# Strikemaster auger problems



## hunt4smallies (Feb 4, 2009)

Hey guys, 
Anyone have a strikemaster auger approx. 4 yrs old and have any problems with it running poorly?
Im almost to the point of getting rid of and getting a jiffy propane.
Carb rebuilt 2 yrs ago, and after that stopped using ethanol gas, and drained gas, ran at end of season till out of gas.
Any one know a certified strikemaster mech. Or a good small engine mech let me know, thanks Matt ( pm or text (330)931-6084


----------



## My Demeyes (Aug 2, 2010)

Is it a 2 stroke?


----------



## smokingbarrel (Sep 28, 2014)

Those carburetors re super simple. If you can get it off the engine take it to any lawn mower shop and get a carb rebuild kit for it. Usually there is a small rubber diaphragm that cracks or gets a pin hole in it making starting a pain and keeping it running a pain. I used to work on mowers, weedeaters, snowblowers etc. I know a lot of people drain the gas and run engine til it dies. Personally I don't empty the gas in any of my weedeaters, snow blowers, chain saws etc to keep the diaphragm from drying out and cracking or getting pin hole. Just started up a chain saw a month or so ago after it sat or about 3 years. Dumped the old gas put in new gas fired it right up. That's just personally how I do it I know it's not how it's recommended to store them so no bashing lol


----------



## My Demeyes (Aug 2, 2010)

smokingbarrel said:


> Those carburetors re super simple. If you can get it off the engine take it to any lawn mower shop and get a carb rebuild kit for it. Usually there is a small rubber diaphragm that cracks or gets a pin hole in it making starting a pain and keeping it running a pain. I used to work on mowers, weedeaters, snowblowers etc. I know a lot of people drain the gas and run engine til it dies. Personally I don't empty the gas in any of my weedeaters, snow blowers, chain saws etc to keep the diaphragm from drying out and cracking or getting pin hole. Just started up a chain saw a month or so ago after it sat or about 3 years. Dumped the old gas put in new gas fired it right up.

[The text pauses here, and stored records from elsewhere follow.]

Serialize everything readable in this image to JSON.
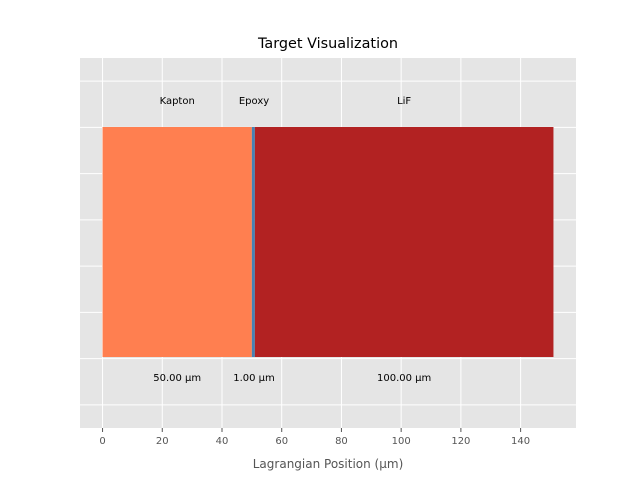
{
  "chart_data": {
    "type": "bar",
    "orientation": "horizontal-stacked",
    "title": "Target Visualization",
    "xlabel": "Lagrangian Position (µm)",
    "ylabel": "",
    "xlim": [
      -7.55,
      158.55
    ],
    "xticks": [
      0,
      20,
      40,
      60,
      80,
      100,
      120,
      140
    ],
    "xtick_labels": [
      "0",
      "20",
      "40",
      "60",
      "80",
      "100",
      "120",
      "140"
    ],
    "grid": true,
    "style": "ggplot",
    "layers": [
      {
        "name": "Kapton",
        "start": 0,
        "thickness": 50.0,
        "thickness_label": "50.00 µm",
        "color": "#ff7f50"
      },
      {
        "name": "Epoxy",
        "start": 50.0,
        "thickness": 1.0,
        "thickness_label": "1.00 µm",
        "color": "#4682b4"
      },
      {
        "name": "LiF",
        "start": 51.0,
        "thickness": 100.0,
        "thickness_label": "100.00 µm",
        "color": "#b22222"
      }
    ]
  }
}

That's just personally how I do it I know it's not how it's recommended to store them so no bashing lol


X2


----------



## Ty-Tara (Oct 26, 2014)

I also have a StrikeMaster Lazer Mag gas auger. When I store it at the end of the each season my preference is to put fuel stabilizer in the tank and leave the tank full until the next season. Since I have had it I have had some problems getting it started for the first time some years. I have found out though that if I get new gas at the beginning of each year the starting problem goes away. I have only had to replace the spark plug once since I have had this auger but it can't hurt to replace the old one just to make sure that the plug was not the problem. Over the years I have had this auger it has preformed well for me. Hope this helps. Good luck.


----------



## smokingbarrel (Sep 28, 2014)

Yeah the main thing is keeping that diaphragm wet. It's tiny so it doesn't take much to damage it. Service places charge arm and leg for simple fixes it's cheaper to do it on your own. Maybe $10-$15 for carb rebuild kit if that. Get a can of carb cleaner that's not super harsh. Some of those carbs have small nylon balls in them and if wrong carb cleaner is used it will damage them and since they are concealed you won't notice until trying o start it. Wherever you get carb kit get the carb cleaner is best way to go to be safe.


----------



## My Demeyes (Aug 2, 2010)

I had a tricky on/off toggle switch on one that gave me fits. Replaced it and then it was good as new. It would ground out the spark intermittently.


----------



## ErieRider (Mar 23, 2010)

I went through a carb rebuild on my lazer mag express, lasted one season and could not get it back running right, then sold it to leadcore bean and he redid it also. Not sure how it has been since. It was a great Auger for numerous years until the carb went then like I told lcb I just gave up on it in pure frustration. Strikemaster does have an authorized repair center in Minnesota that does awesome work.


----------